AddressSanitizer on Android

AddressSanitizer is a fast compiler-based tool for detecting memory bugs in native code. It is comparable to Valgrind (Memcheck tool), but, unlike it, ASan

  • detects overflows on stack and global objects
  • does not detect uninitialized reads and memory leaks
  • is much faster (2-3x slowdown compared to Valgrind’s 20-100x)
  • has less memory overhead

This document describes how to build and run parts of Android platform with AddressSanitizer.

If you are looking to build a standalone (i.e. SDK/NDK) application with AddressSanitizer, see these docs instead(link, link).

SANITIZE_TARGET

To build the entire platform with AddressSanitizer, run the following commands in the same build tree.

make -j42
make SANITIZE_TARGET=address -j42

In this mode, userdata.img contains extra libraries and must be flashed to the device as well. Use the following command line:

fastboot flash userdata && fastboot flashall

How does it work

AddressSanitizer checks are inserted into the binary at compilation time and can not be turned off at runtime. There is also a requirement that if a library is instrumented (built with ASan), then the main executable has to be instrumented as well. It works fine the other way around: instrumented executable can load both instrumented and non-instrumented libraries.

In the context of whole-system sanitization this means that a device needs to carry two sets of system libraries to accomodate both instrumented and non-instrumented executables. With SANITIZE_TARGET, regular libraries are installed under /system/lib, and ASan-ified libraries - under /data/asan/system/lib.

ASan-ified executables refer to the loader as /system/bin/linker_asan in PT_INTERP field. This is used as a signal that the executable is fine with, and prefers ASan-ified shared libraries; such executables have /data/asan/system/lib prepended to their default library search path.

Due to limitations of Android build system we can not build two copies of each library at once (Soong is expected to fix this). The second invocation of make builds ASan-ified binaries (overriding regular binaries from the first invocation), and ASan-ified libraries (installed in /data).

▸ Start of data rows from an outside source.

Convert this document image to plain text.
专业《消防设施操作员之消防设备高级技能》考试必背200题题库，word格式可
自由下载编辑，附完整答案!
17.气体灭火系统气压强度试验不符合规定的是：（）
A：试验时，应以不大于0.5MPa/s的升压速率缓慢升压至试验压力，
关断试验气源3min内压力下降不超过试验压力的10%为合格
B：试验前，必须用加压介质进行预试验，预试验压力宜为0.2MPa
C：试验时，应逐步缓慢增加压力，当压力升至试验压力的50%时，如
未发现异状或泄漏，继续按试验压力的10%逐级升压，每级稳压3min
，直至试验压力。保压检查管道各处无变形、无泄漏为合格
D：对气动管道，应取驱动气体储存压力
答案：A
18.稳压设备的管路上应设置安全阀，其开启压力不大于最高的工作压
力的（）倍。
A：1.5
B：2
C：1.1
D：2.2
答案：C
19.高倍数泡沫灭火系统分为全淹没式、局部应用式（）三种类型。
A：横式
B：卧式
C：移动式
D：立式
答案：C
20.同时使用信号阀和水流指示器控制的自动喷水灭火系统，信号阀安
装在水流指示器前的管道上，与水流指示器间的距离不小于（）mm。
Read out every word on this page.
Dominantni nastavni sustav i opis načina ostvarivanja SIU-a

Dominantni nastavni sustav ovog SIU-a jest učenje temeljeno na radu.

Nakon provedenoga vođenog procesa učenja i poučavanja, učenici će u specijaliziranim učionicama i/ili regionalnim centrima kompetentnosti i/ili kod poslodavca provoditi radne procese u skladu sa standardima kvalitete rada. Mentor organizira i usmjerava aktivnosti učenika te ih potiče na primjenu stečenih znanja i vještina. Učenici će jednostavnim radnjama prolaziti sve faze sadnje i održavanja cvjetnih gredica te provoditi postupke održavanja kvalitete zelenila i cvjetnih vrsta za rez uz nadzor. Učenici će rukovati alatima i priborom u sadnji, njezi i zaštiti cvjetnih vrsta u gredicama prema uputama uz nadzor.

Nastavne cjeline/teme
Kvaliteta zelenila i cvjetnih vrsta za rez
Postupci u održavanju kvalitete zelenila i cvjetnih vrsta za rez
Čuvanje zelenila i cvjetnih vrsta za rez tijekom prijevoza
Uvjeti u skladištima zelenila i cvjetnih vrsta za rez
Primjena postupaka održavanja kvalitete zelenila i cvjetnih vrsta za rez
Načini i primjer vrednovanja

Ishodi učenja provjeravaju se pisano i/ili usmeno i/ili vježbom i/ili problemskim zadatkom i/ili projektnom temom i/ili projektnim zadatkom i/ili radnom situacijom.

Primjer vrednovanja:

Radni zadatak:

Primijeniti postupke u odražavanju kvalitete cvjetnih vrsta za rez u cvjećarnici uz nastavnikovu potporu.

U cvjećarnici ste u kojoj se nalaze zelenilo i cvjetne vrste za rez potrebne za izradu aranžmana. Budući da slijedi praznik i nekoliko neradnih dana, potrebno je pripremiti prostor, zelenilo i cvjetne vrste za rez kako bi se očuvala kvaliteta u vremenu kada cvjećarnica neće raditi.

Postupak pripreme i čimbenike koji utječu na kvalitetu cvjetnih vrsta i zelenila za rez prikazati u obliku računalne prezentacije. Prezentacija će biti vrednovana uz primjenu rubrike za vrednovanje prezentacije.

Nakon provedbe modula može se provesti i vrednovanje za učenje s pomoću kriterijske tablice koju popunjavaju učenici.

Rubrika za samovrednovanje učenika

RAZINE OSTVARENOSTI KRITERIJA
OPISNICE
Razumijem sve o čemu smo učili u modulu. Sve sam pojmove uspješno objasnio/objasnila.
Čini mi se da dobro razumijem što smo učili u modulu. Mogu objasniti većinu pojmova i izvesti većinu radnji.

Build system clobbers intermediate object directories when SANITIZE_TARGET value has changed. This forces a rebuild of all targets while preserving installed binaries under /system/lib.

Some targets can not be built with ASan:

  • Statically linked executables.
  • LOCAL_CLANG:=false targets
  • LOCAL_SANITIZE:=never targets

Executables like this are skipped in the SANITIZE_TARGET build, and the version from the first make invocation is left in /system/bin.

Symbolization

Initially, ASan reports contain references to offsets in binaries and shared libraries. To obtain source file and line information, filter the report through either stack tool, or the external/compiler-rt/lib/asan/scripts/symbolize.py script.

AddressSanitizer will attempt to symbolize reports online if it finds llvm-symbolizer in $PATH (ex. /system/bin). Replace device binaries with copies from the symbols directory for good results, or simply use offline symbolization.

ASAN_OPTIONS

AddressSanitizer behavior can be changed with a large number of runtime flags. Most of them are documented here and here.

Flags can be passed to standalone binaries by setting an environment variable:

adb shell ASAN_OPTIONS=verbosity=2 /system/bin/ping

In SANITIZE_TARGET=address build, default system environment is set up to read flags from /system/asan.options. Changing that file will affect all future processes.

To set flags for individual processes, create and/or edit /system/asan.options.%b, where %b stands for the process name as seen in adb shell ps.